Certes nous savons bon gré à M. de Porto-Riche d’avoir suivi Shakspeare, mais nous ne pardonnons pas à Shakspeare de lui avoir fait mettre de si singulières paroles dans la bouche du plus catholique des rois catholiques. Heureusement qu’ici deux ou trois scènes ont relevé la fortune compromise du drame : la première ne manque pas d’une certaine agitation qui ressemble à du mouvement, d’une certaine brutalité qui ressemble à de la force. Le roi repousse la duchesse, raille ses sanglots, lui reproche amèrement ses dédains, sa froideur, puis, finissant par céder, jure sur l’Évangile de faire grâce au comte de La Cruz. Il n’a pas plus tôt juré qu’il apprend que l’appartement même de la duchesse a vu plus d’une fois les conjurés se réunir, — il n’en faut pas plus pour changer en certitude les soupçons jaloux qu’il a déjà conçus. Comme il cherche avec fureur un moyen « ténébreux » de se venger sans être parjure, à point nommé le duc d’Alcala revient de Flandre. Traîtreusement le roi persuade au vieillard que sa femme le trompe, au su de toute la cour, avec le comte de La Cruz : il tient désormais sa vengeance.
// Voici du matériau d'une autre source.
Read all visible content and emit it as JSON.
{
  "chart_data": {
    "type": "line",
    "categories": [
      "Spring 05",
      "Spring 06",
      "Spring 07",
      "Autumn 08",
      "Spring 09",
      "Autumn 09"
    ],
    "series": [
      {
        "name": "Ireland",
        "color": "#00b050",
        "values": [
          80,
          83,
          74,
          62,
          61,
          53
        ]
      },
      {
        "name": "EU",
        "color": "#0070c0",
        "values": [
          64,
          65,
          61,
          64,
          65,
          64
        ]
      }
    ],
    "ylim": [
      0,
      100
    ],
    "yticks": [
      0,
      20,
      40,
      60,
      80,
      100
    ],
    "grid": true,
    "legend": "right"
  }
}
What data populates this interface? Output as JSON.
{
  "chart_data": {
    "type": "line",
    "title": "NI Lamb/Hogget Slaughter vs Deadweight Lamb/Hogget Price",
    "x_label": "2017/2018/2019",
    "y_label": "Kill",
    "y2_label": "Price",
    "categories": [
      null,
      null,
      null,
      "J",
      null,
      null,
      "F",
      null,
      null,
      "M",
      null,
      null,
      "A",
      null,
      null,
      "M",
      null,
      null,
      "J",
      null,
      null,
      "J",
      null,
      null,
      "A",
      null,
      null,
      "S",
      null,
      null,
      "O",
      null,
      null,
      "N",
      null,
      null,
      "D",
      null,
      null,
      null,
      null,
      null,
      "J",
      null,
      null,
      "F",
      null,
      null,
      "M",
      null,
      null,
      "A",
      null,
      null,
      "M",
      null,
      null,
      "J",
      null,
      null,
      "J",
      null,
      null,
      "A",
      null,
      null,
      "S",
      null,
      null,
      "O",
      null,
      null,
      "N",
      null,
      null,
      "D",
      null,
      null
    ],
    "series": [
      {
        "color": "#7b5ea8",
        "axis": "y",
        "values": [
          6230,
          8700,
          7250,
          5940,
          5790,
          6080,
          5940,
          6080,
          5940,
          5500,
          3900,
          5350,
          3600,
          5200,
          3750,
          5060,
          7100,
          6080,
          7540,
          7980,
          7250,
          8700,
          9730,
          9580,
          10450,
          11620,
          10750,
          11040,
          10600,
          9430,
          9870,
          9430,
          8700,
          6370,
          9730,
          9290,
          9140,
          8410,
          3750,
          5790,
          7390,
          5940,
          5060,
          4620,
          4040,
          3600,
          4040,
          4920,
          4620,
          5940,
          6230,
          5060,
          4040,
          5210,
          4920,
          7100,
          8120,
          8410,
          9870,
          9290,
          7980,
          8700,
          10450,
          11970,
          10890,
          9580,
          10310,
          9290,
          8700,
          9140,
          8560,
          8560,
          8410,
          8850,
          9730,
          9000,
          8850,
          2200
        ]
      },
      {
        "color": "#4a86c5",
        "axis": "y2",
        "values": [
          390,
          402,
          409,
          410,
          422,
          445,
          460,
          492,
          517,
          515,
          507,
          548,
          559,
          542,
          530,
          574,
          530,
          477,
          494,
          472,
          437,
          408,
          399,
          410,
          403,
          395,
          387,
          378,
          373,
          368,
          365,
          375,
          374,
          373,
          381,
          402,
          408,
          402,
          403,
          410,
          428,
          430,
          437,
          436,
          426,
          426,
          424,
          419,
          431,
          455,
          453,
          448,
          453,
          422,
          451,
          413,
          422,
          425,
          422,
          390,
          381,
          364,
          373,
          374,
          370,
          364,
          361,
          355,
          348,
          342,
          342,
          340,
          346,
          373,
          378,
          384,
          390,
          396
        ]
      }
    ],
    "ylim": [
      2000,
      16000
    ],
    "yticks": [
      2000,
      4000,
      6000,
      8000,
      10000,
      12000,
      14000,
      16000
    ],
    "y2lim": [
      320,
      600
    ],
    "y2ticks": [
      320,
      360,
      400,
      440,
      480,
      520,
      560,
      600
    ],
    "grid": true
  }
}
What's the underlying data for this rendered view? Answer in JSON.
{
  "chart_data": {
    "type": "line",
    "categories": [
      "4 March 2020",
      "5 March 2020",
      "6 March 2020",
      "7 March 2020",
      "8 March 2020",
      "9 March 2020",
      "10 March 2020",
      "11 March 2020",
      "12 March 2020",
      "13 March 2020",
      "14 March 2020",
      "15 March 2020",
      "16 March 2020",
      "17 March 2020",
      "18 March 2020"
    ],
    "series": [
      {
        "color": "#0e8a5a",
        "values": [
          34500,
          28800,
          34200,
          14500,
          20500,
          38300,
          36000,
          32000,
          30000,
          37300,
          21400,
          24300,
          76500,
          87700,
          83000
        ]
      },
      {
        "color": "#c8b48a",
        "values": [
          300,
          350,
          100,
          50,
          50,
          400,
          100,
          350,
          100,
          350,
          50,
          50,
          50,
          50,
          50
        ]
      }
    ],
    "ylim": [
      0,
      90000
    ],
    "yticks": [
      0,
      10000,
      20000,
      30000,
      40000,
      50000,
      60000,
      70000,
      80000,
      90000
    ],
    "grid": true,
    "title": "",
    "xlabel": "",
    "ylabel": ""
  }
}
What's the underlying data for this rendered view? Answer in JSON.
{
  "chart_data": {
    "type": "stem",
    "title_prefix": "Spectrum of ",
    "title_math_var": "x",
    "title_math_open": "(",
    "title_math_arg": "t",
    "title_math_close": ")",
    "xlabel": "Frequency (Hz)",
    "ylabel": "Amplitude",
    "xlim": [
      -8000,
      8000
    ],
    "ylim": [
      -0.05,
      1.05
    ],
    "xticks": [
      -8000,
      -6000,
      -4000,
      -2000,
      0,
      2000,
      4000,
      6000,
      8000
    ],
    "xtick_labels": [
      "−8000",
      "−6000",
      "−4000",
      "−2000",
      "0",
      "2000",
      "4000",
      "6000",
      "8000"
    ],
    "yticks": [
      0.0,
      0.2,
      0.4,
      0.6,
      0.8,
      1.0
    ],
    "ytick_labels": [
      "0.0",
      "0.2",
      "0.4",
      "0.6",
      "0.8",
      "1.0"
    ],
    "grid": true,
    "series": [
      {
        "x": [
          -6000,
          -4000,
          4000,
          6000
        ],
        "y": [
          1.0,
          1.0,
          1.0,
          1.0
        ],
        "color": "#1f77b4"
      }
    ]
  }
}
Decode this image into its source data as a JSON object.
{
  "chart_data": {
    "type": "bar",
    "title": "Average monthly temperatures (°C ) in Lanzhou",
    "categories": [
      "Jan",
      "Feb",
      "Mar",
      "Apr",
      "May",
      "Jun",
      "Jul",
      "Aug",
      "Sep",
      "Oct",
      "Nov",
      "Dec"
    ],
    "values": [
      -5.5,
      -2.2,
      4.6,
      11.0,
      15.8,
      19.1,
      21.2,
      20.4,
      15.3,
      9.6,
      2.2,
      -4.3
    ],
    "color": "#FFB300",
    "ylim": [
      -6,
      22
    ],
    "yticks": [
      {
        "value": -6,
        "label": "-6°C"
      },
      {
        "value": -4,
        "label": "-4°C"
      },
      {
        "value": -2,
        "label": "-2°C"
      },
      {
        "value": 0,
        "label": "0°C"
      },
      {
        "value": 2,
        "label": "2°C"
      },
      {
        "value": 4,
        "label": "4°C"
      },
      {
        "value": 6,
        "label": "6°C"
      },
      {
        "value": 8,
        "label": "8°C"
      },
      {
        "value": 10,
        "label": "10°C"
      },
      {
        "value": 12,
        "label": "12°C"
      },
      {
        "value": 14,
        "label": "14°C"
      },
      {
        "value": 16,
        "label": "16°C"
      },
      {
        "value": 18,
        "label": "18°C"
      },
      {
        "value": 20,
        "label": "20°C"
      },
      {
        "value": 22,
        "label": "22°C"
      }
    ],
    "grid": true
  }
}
Le duc empêchera Carmen d’arriver au pied de l’échafaud où Miguel va mourir, et l’obligera d’assister au supplice. Elle se frappe et meurt sur un coup de théâtre en désignant au duc le roi, qui passe gravement :


......Mon amant, le voilà !


Cette dernière scène surtout, quoiqu’elle tourne au mélodrame, produit néanmoins quelque effet ? il est vrai que, si ce dernier acte n’eût pas racheté quelque peu les trois autres, c’en était fait de la pièce et de toute la peine que l’Odéon avait prise pour organiser bruyamment le succès. Nous ne déciderons pas si la mise en scène, les décors, les costumes, sont plus luxueux ou l’interprétation plus médiocre. Il est triste que le second Théâtre-Français ne possède pas de meilleurs artistes et qu’il s’en console en mettant sur ses affiches les noms de ses décorateurs et de ses costumiers.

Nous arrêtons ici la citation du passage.